Self Checkout Analytics
Automated Self Checkout Analytics and Fault Detection for NCR Voyix Clients
This is a description of my internship project at NCR (now NCR Voyix) in summer 2023. NCR Voyix is the world’s largest provider of self-checkout machines, software, and managed services for these devices - mostly around maintenance and repair. I was a part of the Data Engineering team which is responsible for building and upgrading the data collection and analysis tooling for machines deployed at client locations.
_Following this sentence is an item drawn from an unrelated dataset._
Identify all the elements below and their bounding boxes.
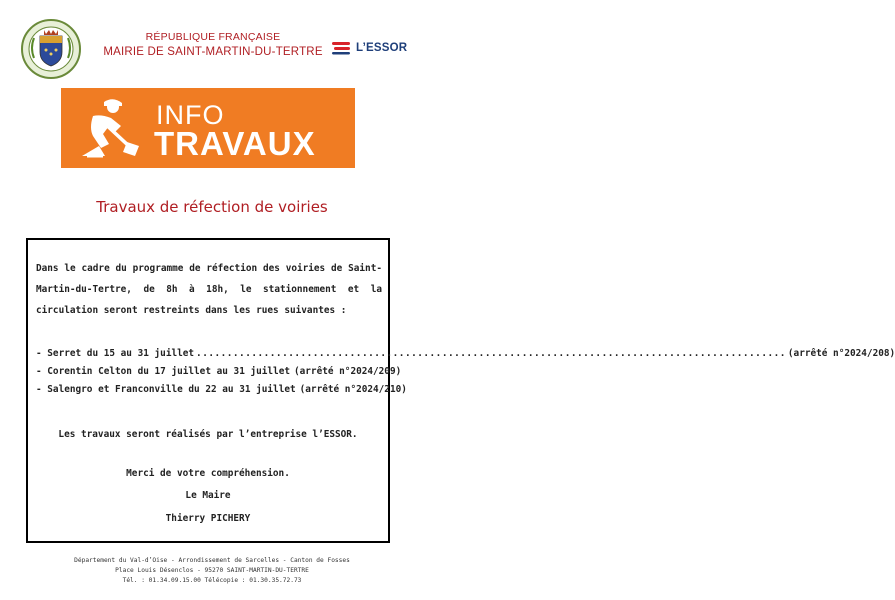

A common problem for self-checkout machines is that they have diverse failure modes. A failed scan could a real failure of the scanner or weighing scale hardware but more often, it is incorrect use by the customer in the form of an improper scan. Another common failure mode is improper integration of inventory management software and the payments software which leads to “missing” items. Often, employees block the scanner with an object to prevent customers from using it. These are just a few examples of the many failure modes that self-checkout machines can have. My project was to detect these failure modes and build an analytics system to automatically collect scanner data and build early warning systems for these failure modes. The idea is that early warning allows NCR to plan their maintenance schedules better saving operating costs for the company and capital efficiency for the client.
I started by studying the usage logs from eight scanners from Walmart and Aldi across three countries - the US, UK, and Germany. This part was somewhat manual (I was running SQL queries directly from Azure Data Studio) as the failure modes were not fully known and noticing bad usage patterns is more of an art. I regularly interviewed team members responsible for management of different failure modes and finalised 16 distinct patterns with my manager and mentor. At this point, the real engineering work started. My manager decided that 600 machines across two continents would be enough of a challenge for me from a data engineering and distributed systems perspective to make this a learning experience but not overwhelm me.
I was in charge of systems design to final testing. Two questions guided my system design choices: scalability and cost. Analytics and data cloud are inherently expensive products and our target was a dashboard that was real-time within a 5-minute threshold. For data collection, I used the company’s proprietary AFR systems deployed on NCR private cloud. The data returned by AFR is in XML format contains a lot of sensititve information. I wrote stress-tested Python scripts to process the XML to remove sensitive information. These scripts run on the private cloud due to legal requirements.
With the help of the database team, I designed a schema for a custom SQL Server on Azure database and implemented it as a managed instance - providing a blend of flexibility and cost efficacy. I wrote a Python script to process the XML data and insert it into the database. This script runs on Azure Functions and is accessible only with a custom API endpoint created with Azure API Management. Even if I say so myself, this is a clever design. Why? After conducting experiments with VM and Functions, I found the Azure Functions is cheaper and faster to scale. I could have used a blob storage trigger but that is slower and you must pay for the storage. An API endpoint costs almost nothing and the private cloud makes a direct request to this endpoint. The script updates the database. The database is the source of truth so we don’t need AFR data anymore. A snapshot of the database is taken every 12 hours and stored in a blob storage container. This is the data source for the dashboard.
To make this powerful data accessible, I created Grafana dashboards for Walmart. The dashboard provided upto minute accurate information on operational performance at company level, store level, and unit level for the SCO devices. The dashboard also provided predictive analytics on what units might fail in the next month and sent a notification to the right company representative with suggested early maintenance. This used Azure Communication Services to managed and send emails.

By the end, this system was deployed to all 600 machines in the test batch processing 20 million log events, sending 18,000 dashboard updates, and sending 40 early maintenance notifications every day.